All International tourists wishing to enter Bhutan require a visa which must be pre-arranged through a license Bhutanese Tour Operator or one of their international partners. Visa clearance must be obtained through your tour operator prior to travel. For Indian passport (or VIC) holders, Bangladeshi nationals and persons from the Maldives may obtain a visa on entry.   

4. How much does the visa cost?

For International tourist visas, a cost of USD 40 is applicable. This can be paid in advance to your tour operator or travel agent. For Indian passport (or VIC) holders, Bangladeshi nationals and persons from the Maldives, there is no cost incurred.   

5. How do I get to Bhutan?

There are a number of airports where you can fly into Bhutan from (Bangkok, Delhi, Kolkata, Bagdogra, Bodh Gaya, Dhaka, Kathmandu, Guwahati, Singapore and Mumbai.). At present two carriers operate to Bhutan, Drukair and Bhutan Airlines. Also, there are three land border crossings which you can travel into the kingdom overland. All crossings are along the Indian border only – Phuentsholing, Gelephu and Samdrup Jongkhar. All travel arrangements to Bhutan must be made through a local tour operator. A list of tour companies operating in Bhutan is available on this website. Your selected tour operator will make all the necessary arrangements.  

6. What does the $200/$250 per day minimum daily package include?
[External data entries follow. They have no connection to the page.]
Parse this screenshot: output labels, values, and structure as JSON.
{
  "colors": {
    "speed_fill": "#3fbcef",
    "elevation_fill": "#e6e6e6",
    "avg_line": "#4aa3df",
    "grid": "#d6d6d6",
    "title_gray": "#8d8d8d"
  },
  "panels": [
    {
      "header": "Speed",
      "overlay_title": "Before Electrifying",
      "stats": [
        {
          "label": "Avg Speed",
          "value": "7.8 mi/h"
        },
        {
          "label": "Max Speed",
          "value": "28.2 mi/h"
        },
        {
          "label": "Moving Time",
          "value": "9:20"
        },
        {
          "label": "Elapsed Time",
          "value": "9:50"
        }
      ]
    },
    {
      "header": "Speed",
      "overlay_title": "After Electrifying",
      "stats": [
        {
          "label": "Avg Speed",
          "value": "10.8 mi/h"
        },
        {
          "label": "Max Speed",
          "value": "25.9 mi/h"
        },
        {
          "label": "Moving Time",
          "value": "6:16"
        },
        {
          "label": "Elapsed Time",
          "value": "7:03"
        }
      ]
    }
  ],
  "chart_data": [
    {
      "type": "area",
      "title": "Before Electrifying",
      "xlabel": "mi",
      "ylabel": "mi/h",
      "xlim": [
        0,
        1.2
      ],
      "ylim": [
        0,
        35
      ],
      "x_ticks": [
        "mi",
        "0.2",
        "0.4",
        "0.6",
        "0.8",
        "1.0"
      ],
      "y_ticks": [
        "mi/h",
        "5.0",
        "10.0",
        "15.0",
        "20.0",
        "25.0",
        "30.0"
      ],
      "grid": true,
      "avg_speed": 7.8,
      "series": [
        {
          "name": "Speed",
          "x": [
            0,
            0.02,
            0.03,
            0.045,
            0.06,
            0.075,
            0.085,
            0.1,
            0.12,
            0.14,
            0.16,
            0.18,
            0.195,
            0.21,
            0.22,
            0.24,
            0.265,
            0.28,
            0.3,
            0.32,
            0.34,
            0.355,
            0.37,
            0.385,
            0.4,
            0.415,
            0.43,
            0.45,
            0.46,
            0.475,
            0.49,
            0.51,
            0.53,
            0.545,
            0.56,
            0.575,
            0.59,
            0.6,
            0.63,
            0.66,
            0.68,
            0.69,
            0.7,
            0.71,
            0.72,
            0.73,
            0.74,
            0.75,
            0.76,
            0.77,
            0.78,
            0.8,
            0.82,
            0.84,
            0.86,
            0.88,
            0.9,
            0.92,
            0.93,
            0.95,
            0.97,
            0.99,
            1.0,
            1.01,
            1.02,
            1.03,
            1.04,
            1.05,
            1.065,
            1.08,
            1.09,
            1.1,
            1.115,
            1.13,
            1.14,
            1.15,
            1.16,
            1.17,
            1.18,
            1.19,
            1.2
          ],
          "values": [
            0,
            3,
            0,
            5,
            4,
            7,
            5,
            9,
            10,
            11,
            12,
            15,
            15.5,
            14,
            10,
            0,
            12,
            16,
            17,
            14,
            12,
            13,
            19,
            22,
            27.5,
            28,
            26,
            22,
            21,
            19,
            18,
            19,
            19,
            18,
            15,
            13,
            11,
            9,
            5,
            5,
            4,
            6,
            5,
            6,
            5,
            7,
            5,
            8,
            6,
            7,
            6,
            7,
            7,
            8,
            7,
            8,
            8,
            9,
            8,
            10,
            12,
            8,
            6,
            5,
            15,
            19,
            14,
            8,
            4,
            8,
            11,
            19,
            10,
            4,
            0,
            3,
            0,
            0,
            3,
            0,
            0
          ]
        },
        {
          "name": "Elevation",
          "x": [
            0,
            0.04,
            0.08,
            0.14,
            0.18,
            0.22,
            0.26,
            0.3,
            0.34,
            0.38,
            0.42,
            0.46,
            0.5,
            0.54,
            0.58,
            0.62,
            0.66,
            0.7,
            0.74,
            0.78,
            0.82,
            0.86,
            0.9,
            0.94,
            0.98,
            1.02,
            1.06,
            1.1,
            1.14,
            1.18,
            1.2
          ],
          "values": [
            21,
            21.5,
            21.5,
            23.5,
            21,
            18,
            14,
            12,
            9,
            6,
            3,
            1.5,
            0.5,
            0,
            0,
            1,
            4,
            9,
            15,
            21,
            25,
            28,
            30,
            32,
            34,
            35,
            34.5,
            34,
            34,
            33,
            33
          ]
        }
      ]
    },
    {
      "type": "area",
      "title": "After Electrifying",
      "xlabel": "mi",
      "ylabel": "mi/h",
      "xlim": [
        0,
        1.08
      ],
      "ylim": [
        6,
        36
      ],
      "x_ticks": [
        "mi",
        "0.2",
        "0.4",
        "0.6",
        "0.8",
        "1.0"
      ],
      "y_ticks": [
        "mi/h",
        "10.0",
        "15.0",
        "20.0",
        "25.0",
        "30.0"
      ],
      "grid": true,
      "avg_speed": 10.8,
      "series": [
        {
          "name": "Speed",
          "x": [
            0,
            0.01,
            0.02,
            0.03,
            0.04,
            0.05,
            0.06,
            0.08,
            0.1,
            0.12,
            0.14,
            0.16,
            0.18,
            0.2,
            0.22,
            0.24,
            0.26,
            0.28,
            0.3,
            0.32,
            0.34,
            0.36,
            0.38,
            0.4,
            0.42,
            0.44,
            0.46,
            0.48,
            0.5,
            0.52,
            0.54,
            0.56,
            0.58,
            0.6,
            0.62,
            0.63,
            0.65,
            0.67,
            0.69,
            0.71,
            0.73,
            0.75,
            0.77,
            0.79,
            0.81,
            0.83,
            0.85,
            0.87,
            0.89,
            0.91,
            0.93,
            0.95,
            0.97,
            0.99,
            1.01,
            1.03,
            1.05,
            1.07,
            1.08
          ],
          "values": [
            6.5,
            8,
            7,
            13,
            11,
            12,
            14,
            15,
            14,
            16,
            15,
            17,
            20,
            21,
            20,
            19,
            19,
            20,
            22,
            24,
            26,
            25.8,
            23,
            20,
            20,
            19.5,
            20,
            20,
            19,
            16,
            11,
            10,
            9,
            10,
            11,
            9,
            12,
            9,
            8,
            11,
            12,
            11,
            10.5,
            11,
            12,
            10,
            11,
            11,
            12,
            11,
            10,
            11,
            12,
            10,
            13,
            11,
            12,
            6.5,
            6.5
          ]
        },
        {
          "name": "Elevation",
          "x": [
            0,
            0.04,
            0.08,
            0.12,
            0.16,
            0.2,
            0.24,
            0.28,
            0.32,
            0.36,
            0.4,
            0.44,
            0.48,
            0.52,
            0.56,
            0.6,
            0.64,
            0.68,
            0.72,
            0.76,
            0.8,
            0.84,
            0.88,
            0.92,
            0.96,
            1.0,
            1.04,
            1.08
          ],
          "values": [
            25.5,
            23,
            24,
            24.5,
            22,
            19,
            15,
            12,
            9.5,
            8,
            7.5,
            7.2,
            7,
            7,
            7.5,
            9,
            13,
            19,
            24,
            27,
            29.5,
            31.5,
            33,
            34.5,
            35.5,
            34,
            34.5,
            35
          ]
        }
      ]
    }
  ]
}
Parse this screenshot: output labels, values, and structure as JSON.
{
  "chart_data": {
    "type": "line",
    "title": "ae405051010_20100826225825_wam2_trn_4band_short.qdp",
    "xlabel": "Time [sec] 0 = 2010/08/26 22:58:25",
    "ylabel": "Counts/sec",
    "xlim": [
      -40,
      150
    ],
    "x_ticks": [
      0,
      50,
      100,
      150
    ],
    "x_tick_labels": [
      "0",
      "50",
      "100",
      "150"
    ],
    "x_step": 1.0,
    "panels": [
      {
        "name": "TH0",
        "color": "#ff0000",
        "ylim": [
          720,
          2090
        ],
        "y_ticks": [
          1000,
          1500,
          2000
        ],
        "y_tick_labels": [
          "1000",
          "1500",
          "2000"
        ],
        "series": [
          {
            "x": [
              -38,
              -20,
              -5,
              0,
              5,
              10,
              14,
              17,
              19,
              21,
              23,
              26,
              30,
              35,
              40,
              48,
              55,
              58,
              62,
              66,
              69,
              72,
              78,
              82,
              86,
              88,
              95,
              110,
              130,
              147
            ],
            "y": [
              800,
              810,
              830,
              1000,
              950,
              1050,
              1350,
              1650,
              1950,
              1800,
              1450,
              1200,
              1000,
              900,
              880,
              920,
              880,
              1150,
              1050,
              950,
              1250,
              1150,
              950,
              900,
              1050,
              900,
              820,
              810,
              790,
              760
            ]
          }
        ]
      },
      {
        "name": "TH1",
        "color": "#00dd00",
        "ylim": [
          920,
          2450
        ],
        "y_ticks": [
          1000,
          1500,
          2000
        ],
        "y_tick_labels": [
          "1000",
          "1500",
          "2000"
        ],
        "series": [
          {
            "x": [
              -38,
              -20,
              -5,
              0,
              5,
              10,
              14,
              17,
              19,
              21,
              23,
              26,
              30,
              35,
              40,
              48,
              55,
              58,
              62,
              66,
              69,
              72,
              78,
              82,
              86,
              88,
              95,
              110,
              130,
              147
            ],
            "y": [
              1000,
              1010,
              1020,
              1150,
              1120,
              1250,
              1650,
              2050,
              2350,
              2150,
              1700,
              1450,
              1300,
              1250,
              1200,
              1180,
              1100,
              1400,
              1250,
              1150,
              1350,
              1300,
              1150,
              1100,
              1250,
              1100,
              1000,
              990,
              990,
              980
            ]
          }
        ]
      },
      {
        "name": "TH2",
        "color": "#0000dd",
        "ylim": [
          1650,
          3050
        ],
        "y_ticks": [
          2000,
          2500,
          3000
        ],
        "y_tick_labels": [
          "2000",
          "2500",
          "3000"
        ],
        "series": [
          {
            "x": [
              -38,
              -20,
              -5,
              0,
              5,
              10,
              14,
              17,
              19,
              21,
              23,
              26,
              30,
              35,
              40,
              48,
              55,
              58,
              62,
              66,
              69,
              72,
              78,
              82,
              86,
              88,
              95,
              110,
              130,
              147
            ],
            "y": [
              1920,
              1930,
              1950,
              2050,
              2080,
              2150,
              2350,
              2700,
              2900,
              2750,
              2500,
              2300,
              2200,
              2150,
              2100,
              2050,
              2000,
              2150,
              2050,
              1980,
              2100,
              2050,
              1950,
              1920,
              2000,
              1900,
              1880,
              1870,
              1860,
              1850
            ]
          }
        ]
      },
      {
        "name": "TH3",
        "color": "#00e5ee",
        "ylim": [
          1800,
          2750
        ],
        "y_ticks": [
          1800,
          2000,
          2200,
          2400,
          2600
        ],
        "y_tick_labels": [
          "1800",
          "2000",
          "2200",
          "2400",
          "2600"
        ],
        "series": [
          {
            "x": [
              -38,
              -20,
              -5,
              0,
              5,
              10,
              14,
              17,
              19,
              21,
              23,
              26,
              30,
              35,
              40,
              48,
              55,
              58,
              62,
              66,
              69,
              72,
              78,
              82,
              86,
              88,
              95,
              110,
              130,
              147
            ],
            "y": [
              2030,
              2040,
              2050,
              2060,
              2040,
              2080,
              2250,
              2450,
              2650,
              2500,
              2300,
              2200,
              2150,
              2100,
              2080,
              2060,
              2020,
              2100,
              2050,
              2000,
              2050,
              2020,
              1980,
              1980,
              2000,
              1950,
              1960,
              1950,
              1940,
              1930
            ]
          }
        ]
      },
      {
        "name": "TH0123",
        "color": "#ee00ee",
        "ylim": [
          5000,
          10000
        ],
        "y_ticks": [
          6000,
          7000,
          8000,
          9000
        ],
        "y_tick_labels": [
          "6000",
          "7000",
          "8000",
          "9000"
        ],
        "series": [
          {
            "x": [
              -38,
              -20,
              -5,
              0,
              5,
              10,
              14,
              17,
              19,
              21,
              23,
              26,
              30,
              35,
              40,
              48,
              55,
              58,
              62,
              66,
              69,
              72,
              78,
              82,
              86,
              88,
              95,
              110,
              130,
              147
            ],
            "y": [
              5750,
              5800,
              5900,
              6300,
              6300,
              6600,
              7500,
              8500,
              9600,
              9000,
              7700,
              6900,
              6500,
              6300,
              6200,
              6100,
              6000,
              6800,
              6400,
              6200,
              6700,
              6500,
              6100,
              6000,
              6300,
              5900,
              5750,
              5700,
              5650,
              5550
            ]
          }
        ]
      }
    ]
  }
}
The $200 per day (January, February, June, July, August) and $250 per day (March, April, May, September, October, November) package includes a minimum of 3 star accommodations, costs for food, an experienced guide and transportation within the country. Also included in the price is a $65 per day Sustainable Development Fee that goes towards free education, free healthcare and poverty alleviation. All of these services will be arranged by your tour operator.  

7. What currency is used in Bhutan?

Bhutanese currency is known as the Ngultrum. Its value is tied to the Indian Rupee which is widely accepted in the country. 

8. Is there a limit on the number of tourists that can enter Bhutan each year?

There is no limit on the number of tourists allowed to visit in a year. In order to protect our culture, traditions and natural environment, the government has adopted a unique policy of “High Value, Low Impact ”. This policy is aimed at attracting discerning tourists that will respect the unique culture and values of the Bhutanese people while also providing the visitors with an unforgettable one of a kind experience.  

9. What’s the food like in Bhutan?

The most distinctive characteristic of Bhutanese cuisine is its spiciness. Chillies are an essential part of nearly every dish and are considered so important that most Bhutanese people would not enjoy a meal that is not spicy.  

Rice forms staple Bhutanese diet. It is accompanied by one or two side dishes consisting of meat or vegetables. Pork, beef and chicken are consumed most often. A wide selection of western and Indian food is also available in many of the restaurants around the country.